Я все еще качаюсь. Нет, теперь уже сама земля укачивает меня - как в колыбели. Небо то убегает ввысь, то подходит совсем близко. Тот солдат, бежавший с катушками, и я сходимся, сходимся и - становимся одним человеком. Вот это хорошо. Жалко было бы - если бы совсем разминулись.

Да, я уже живой. Над самой головой колышутся ветви дуба, а вокруг него, взявшись за руки, ведут хоровод малыши. И среди них - я, моя сестренка Салиса, братишка Ильяс. Сначала мы поем какую-то веселую песню, потом начинаем верещать, спорим, ссоримся, плачем и снова миримся. А сами все кружимся, кружимся, кружимся... И не только мы кружится земля вокруг дуба, небо. Солнце кружится, луна, проглядывающие звезды... Только дуб стоит, не шелохнется.

Но дерево уже не дерево, а моя Старшая Мать. И не одни малыши, вся наша семья - отец, Младшая Мать, мои старшие братья, сестры кружатся вокруг нее. Даже пара наших серых коней, две пестрые коровы, телята, овцы, куры, гуси в этом хороводе. Вокруг нее вращаются все наши счастья-радости, беды-горести, заботы каждодневные и долгие мечты мир и судьба наши кружатся. Старшая Мать - незыблемый ствол этой жизни, и потому стоит она спокойно и надежно, будто неведомы ей печаль и страдания, старение и смерть, только мягкая улыбка на лице...

Утренний свет скачет в листьях дуба.
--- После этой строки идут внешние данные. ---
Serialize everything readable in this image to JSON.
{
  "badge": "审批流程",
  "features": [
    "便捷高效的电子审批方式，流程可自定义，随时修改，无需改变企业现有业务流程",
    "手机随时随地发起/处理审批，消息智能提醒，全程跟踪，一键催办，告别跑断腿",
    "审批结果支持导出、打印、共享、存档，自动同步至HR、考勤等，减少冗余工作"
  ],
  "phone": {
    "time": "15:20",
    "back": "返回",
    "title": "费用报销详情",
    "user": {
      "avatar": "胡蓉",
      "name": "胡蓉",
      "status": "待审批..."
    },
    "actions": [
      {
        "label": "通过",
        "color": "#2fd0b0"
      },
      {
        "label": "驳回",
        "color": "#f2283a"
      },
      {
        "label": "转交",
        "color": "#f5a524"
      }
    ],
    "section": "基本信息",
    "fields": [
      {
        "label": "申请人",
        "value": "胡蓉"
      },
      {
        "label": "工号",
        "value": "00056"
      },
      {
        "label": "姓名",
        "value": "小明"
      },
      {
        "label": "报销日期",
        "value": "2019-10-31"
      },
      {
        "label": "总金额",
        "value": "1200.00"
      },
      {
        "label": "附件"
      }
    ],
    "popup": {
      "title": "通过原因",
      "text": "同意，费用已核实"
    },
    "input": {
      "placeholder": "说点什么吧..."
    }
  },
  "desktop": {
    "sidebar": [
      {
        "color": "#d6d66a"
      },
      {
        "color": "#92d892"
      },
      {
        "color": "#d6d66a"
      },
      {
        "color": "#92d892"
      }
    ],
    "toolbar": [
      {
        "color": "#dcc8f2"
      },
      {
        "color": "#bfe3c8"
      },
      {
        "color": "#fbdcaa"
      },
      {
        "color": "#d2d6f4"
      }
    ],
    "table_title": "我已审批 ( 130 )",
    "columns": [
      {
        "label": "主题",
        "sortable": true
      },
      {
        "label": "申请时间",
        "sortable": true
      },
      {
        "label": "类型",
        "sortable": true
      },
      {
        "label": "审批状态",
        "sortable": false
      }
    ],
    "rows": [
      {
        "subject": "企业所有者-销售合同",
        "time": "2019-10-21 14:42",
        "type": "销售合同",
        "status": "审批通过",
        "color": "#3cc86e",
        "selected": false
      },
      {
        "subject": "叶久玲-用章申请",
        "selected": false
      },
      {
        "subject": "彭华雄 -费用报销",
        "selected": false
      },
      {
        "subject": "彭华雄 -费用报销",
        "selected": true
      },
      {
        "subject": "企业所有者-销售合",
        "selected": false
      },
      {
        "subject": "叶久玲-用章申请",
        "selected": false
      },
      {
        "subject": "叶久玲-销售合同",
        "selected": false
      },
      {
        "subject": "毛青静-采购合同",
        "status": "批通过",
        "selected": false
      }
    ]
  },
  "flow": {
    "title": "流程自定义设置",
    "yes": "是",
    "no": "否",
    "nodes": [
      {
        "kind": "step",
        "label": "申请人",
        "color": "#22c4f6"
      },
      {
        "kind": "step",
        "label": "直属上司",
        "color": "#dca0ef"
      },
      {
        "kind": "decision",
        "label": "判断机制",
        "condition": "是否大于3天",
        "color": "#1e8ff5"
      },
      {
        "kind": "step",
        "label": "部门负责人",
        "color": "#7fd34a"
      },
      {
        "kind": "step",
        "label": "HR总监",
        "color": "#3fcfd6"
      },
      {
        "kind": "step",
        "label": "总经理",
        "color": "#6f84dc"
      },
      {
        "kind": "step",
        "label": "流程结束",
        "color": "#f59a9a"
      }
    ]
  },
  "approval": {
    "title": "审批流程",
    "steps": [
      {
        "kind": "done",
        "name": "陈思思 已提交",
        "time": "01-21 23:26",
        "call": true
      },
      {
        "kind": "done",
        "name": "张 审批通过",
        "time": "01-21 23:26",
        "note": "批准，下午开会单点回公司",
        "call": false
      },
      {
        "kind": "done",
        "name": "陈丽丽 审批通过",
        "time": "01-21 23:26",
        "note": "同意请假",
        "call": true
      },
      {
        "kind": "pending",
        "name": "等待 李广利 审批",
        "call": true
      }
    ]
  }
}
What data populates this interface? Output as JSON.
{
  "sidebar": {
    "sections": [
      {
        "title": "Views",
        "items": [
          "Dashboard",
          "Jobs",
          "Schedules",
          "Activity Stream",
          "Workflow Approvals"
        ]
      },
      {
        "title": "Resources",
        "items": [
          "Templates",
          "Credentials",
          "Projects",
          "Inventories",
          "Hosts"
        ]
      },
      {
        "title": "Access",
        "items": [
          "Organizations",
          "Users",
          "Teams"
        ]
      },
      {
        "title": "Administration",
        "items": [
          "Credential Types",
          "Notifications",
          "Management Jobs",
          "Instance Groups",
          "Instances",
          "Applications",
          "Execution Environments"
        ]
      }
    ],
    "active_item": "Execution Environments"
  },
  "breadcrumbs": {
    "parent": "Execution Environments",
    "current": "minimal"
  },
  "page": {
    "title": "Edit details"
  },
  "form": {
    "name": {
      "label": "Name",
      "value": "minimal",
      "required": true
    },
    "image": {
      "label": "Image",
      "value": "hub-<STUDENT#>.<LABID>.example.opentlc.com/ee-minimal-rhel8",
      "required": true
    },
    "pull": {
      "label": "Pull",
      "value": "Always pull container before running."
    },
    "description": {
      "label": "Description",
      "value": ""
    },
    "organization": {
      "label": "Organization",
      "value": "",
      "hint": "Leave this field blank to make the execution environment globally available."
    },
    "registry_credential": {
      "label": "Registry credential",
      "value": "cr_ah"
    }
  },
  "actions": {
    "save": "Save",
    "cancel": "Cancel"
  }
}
Ветра нет, это лучи раскачивают листья, и они тихо шелестят. Нет на земле ни войны, ни смерти. Только все еще чем-то колотят по солнцу - бом, бом, бом...

Прилетели откуда-то безобразные птицы с черными крестами на крыльях и закружили в небе. Вспышки зенитных разрывов заплясали вокруг них. Я лежу навзничь и вижу все прямо перед собой. Вдруг из утробы этих птиц стали выпрыгивать черные птенцы. В слепой ярости они ринулись прямо на меня. Каждая бомба нацелилась в меня, только в меня. Считаю: одна, две, три, четыре, пять... девять, десять, одиннадцать... Не многовато ли на одного? Сейчас, вот... первый взрыв, и содрогнется земля... Вот, сейчас...

В один день второй раз умирать не хочется. Двадцать два года я эту жизнь копил - по дням, по часам, по минутам, а тут возьми, дескать, и опрокинь чашку. Нет уж. Я хочу вскочить, спрятаться куда-то. Не могу. Только и хватило меня, чтобы перевернуться лицом вниз. И тут пошел беспрерывный грохот. С каждым взрывом я вбираюсь в землю, вжимаюсь в нее.

И стало мне стыдно. Да что я, крот, что ли, землю носом рыть? В бою среди товарищей трусом не слыл, а вот сейчас одолеешь ли себя? Один на один со страхом, когда никто не видит?.. Впрочем, кому надо тебя видеть, увидит всегда. Любимый человек, скажем. Ведь для него ни времени, ни расстояния - нет. Ожидать смерть спокойно, без суетни тоже мужество. Так не суетись!

Я снова лег навзничь. Придет смерть, пусть в глаза хоть заглянет. Нет, на сей раз не пришла. Врезала стальным осколком мету в мою двадцатидвухлетнюю жизнь и прокатила дальше. Тишина легла задохнуться можно. Жутко даже.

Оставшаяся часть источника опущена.